Samstag, Oktober 03, 2009

Straßenkämpfermann



Kurz vor Einbruch der Dämmerung ist es uns gelungen, die Absperrungen um den Burgplatz zu durchbrechen. Die Polizei hat wohl nicht mit unserer Entschlossenheit gerechnet, aber auch, dass wir so viele sind, hätte keiner gedacht. Wir sind gut ausgerüstet und hatten anfangs nur geringe Verluste, als wir unsere Feinde über den Platz trieben. Dann haben sich die feigen Schweine mit den Bullen zusammengetan und wir haben uns in Kleingruppen getrennt. Seitdem wogen Kämpfe hin und her, im Blaulicht der Einsatzfahrzeuge und dem Schein brennender Barrikaden. Ein fetter Geruch von schwelendem Plastik, gemischt mit Tränengas, macht die Luft schwer zu atmen. Von allen Seiten tönen Martinshörner, Sprechchöre und Schmerzensschreie.
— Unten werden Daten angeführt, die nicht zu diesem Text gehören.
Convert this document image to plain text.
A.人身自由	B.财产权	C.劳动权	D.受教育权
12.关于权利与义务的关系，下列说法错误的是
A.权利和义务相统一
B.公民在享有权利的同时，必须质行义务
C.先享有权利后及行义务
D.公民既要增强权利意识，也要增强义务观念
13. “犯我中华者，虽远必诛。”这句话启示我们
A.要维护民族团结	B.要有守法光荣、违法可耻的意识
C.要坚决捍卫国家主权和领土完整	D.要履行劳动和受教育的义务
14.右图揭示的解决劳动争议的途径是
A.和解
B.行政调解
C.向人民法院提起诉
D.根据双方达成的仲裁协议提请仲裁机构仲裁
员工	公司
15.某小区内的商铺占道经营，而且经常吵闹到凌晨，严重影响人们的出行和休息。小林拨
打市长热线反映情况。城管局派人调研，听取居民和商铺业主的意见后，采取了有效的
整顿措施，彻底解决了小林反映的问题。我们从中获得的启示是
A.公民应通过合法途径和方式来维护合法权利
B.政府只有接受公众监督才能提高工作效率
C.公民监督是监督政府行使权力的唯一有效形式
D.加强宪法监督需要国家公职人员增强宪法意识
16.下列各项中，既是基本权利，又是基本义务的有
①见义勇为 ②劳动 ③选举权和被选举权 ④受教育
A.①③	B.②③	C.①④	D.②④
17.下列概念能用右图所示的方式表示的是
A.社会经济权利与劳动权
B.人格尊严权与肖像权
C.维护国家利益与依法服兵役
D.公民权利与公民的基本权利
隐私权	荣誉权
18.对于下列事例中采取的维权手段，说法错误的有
Ich bin der Gruppe 5a zugeteilt, wir sollen die Niederstrasse von der Oberstrasse bis zum Flachsmarkt sichern. Die Organisation ist ausgezeichnet, wir sind diszipliniert, die Moral ist gut. Der Lärm der über uns kreisenden Hubschrauber treibt den Adrenalinspiegel hoch.
Wir sind gerade dabei, einen Kleinwagen in die Strassenmitte zu schieben, zu den Mülltonnen und den ausgegrabenen Strassenschildern, als einer von denen auf uns zuwankt. Als er uns erkennt, ist es zu spät. Wir sind schneller, treiben ihn in die Enge, schneiden ihm den Fluchtweg ab. Mit einer Haustür im Rücken beginnt er, sich zu wehren, geht langsam in die Knie unter unseren Schlägen und Tritten, krümmt sich auf dem Boden, versucht, sein Gesicht zu schützen mit hochgezogenen Armen. Wir wissen, was die mit uns machen, was die unseren schon angetan haben, da gibt es kein Halten. Der Typ heult und schreit, Rotze und Blut laufen ihm über die Fresse, die Augen zugeschwollen, die Klamotten zerrissen und plötzlich sackt er zusammen, keine Bewegung mehr. Wie auf ein Zeichen werden wir still. Vorne sagt einer: Der hat genug. Lasst ihn liegen, soll sich die Müllabfuhr um ihn kümmern.
Wir drehen uns um und laufen zum Flachsmarkt, dort scheint eine wütende Schlägerei im Gang, man sieht das Flackern von Feuer, hört Grölen und Flüche. Wir werden die Stellung halten und anständig bleiben. Wir sind nicht wie die, wir wissen, wofür wir einstehen.